Beberapa waktu kemudian setelah turun dari pesawat, saya baru tahu tempat turun ini baru difungsikan satu tahun lalu. Air Asia memiliki tempat menurunkan dan menaikkan penumpang tersendiri, terpisah dari tempat pesawat-pesawat dari maskapai penerbangan lain –sebut misalnya MAS. Kata orang sewa di KLIA per jam sangat mahal. Air Asia tidak mau sewa mahal, karena sewa mahal itu kemungkinan juga akan membebani konsumen.
Turun dari pesawat, kami berjalan cukup jauh menyusuri koridor, dengan hembusan angin dan deru pesawat. Hingga sampailah di tempat tunggu bagasi. Dari tempat tunggu bagasi kami memilih naik bis menuju Nilai –salah satu stasiun kereta api listrik. Orang di Malaysia menyebut kereta api ini sebagai komuter. Rupanya bis dengan simbol N ini berhenti dahulu di KLIA –tempat tunggu biasa. Sopir –di sini disebut drebar (driver) menyuruh kami turun ganti bis. Bah, lumayan juga repot karena masing-masing kami bawa dua tas.

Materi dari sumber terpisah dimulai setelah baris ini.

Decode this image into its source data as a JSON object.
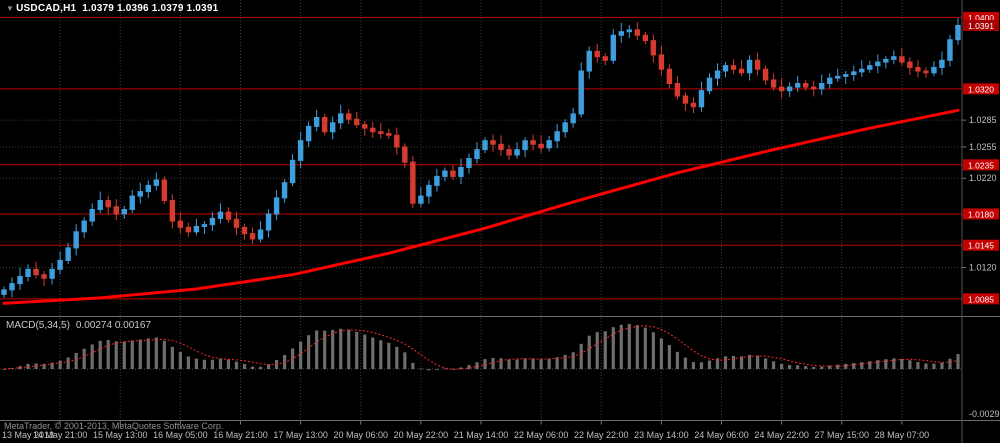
{
  "window": {
    "title_marker": "▼",
    "symbol": "USDCAD,H1",
    "quote_line": "1.0379 1.0396 1.0379 1.0391",
    "footer": "MetaTrader, © 2001-2013, MetaQuotes Software Corp."
  },
  "colors": {
    "background": "#000000",
    "bull": "#3f9edc",
    "bear": "#d63b2f",
    "ma_line": "#ff0000",
    "hline": "#c40000",
    "tag_bg": "#c40000",
    "bid_tag_bg": "#a80000",
    "tag_text": "#ffffff",
    "grid": "#3c3c3c",
    "axis_text": "#bfbfbf",
    "panel_border": "#6f6f6f",
    "histogram": "#6e6e6e",
    "signal_line": "#ff2a2a"
  },
  "chart_data": [
    {
      "type": "candlestick",
      "title": "USDCAD,H1",
      "timeframe": "H1",
      "legend_position": "top-left",
      "grid": true,
      "ylim": [
        1.0068,
        1.0415
      ],
      "open_first": 1.009,
      "closes": [
        1.0095,
        1.0102,
        1.011,
        1.0118,
        1.0112,
        1.0108,
        1.0118,
        1.0128,
        1.0142,
        1.016,
        1.0172,
        1.0185,
        1.0195,
        1.0188,
        1.018,
        1.0185,
        1.02,
        1.0205,
        1.0212,
        1.0218,
        1.0195,
        1.0172,
        1.0165,
        1.016,
        1.0166,
        1.0168,
        1.0175,
        1.0182,
        1.0174,
        1.0165,
        1.0158,
        1.0152,
        1.0162,
        1.018,
        1.0198,
        1.0215,
        1.024,
        1.0262,
        1.0278,
        1.0288,
        1.0272,
        1.0282,
        1.0292,
        1.0286,
        1.028,
        1.0276,
        1.0272,
        1.027,
        1.0268,
        1.0255,
        1.0238,
        1.0192,
        1.02,
        1.0212,
        1.0222,
        1.0228,
        1.0222,
        1.0232,
        1.0242,
        1.0252,
        1.0262,
        1.0258,
        1.0252,
        1.0246,
        1.0252,
        1.0262,
        1.0258,
        1.0254,
        1.0262,
        1.0272,
        1.0282,
        1.0292,
        1.034,
        1.0362,
        1.0356,
        1.0352,
        1.038,
        1.0384,
        1.0386,
        1.038,
        1.0374,
        1.0358,
        1.0342,
        1.0326,
        1.0312,
        1.0304,
        1.03,
        1.0318,
        1.0332,
        1.034,
        1.0346,
        1.0342,
        1.0338,
        1.0352,
        1.0342,
        1.033,
        1.0322,
        1.0318,
        1.0322,
        1.0326,
        1.0322,
        1.032,
        1.0326,
        1.0332,
        1.0334,
        1.0336,
        1.0339,
        1.0342,
        1.0346,
        1.035,
        1.0353,
        1.0356,
        1.035,
        1.0344,
        1.034,
        1.0338,
        1.0344,
        1.0352,
        1.0375,
        1.0391
      ],
      "ma_anchors": [
        [
          0,
          1.008
        ],
        [
          12,
          1.0086
        ],
        [
          24,
          1.0096
        ],
        [
          36,
          1.0112
        ],
        [
          48,
          1.0136
        ],
        [
          60,
          1.0164
        ],
        [
          72,
          1.0196
        ],
        [
          84,
          1.0226
        ],
        [
          96,
          1.0252
        ],
        [
          108,
          1.0276
        ],
        [
          119,
          1.0296
        ]
      ],
      "hlines": [
        "1.0400",
        "1.0320",
        "1.0235",
        "1.0180",
        "1.0145",
        "1.0085"
      ],
      "axis_plain_labels": [
        "1.0285",
        "1.0255",
        "1.0220",
        "1.0120"
      ],
      "bid": "1.0391",
      "x_labels": [
        "13 May 2013",
        "14 May 21:00",
        "15 May 13:00",
        "16 May 05:00",
        "16 May 21:00",
        "17 May 13:00",
        "20 May 06:00",
        "20 May 22:00",
        "21 May 14:00",
        "22 May 06:00",
        "22 May 22:00",
        "23 May 14:00",
        "24 May 06:00",
        "24 May 22:00",
        "27 May 15:00",
        "28 May 07:00"
      ]
    },
    {
      "type": "bar",
      "name": "MACD",
      "label": "MACD(5,34,5)",
      "current_values": "0.00274 0.00167",
      "params": {
        "fast": 5,
        "slow": 34,
        "signal": 5
      },
      "axis_bottom_label": "-0.0029",
      "derived_from": "closes"
    }
  ]
}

Kami lebih suka memilih bis karena biayanya murah. Kalau pakai teksi biayanya bisa mencapai RM 70 baru sampai Kajang –kota cukup besar di negara bagian Selangor. Tetapi kalau pakai bis plus komuter biayanya hanya sekitar RM 7 saja. Hemat banyak.
Cuma, kalau naik taksi waktunya bisa 1-2 jam tambah macet, tetapi kalau naik komuter bisa lebih lama karena campur jalan kaki dan menunggu jam keberangkatan. Baik bis maupun komuter bergerak sesuai dengan jam keberangkatan yang sudah diatur.
Kami pilih menginap di Sungai Wang. Tarifnya sangat murah untuk ukuran orang Malaysia. Per malam cuma RM 60. Bandingkan dengan hotel-hotel lain biaya menginap ratusan ringgit.
Kamarnya memang sempit dan penginapannya sudah tidak baru. Tetapi di kamar ini ada kran mandi air panas, ada AC, ada TV. ‘Bulu’ handuknya sudah dimakan mesin cuci. Sudah tembus pandang.
Teman saya bercanda, kalau orang tanya di mana bermalam, bilang saja di Sungai Wang Ambasador. “Kalau sebut Ambasador agak keren dikit,” katanya sambil tertawa. (Bersambung).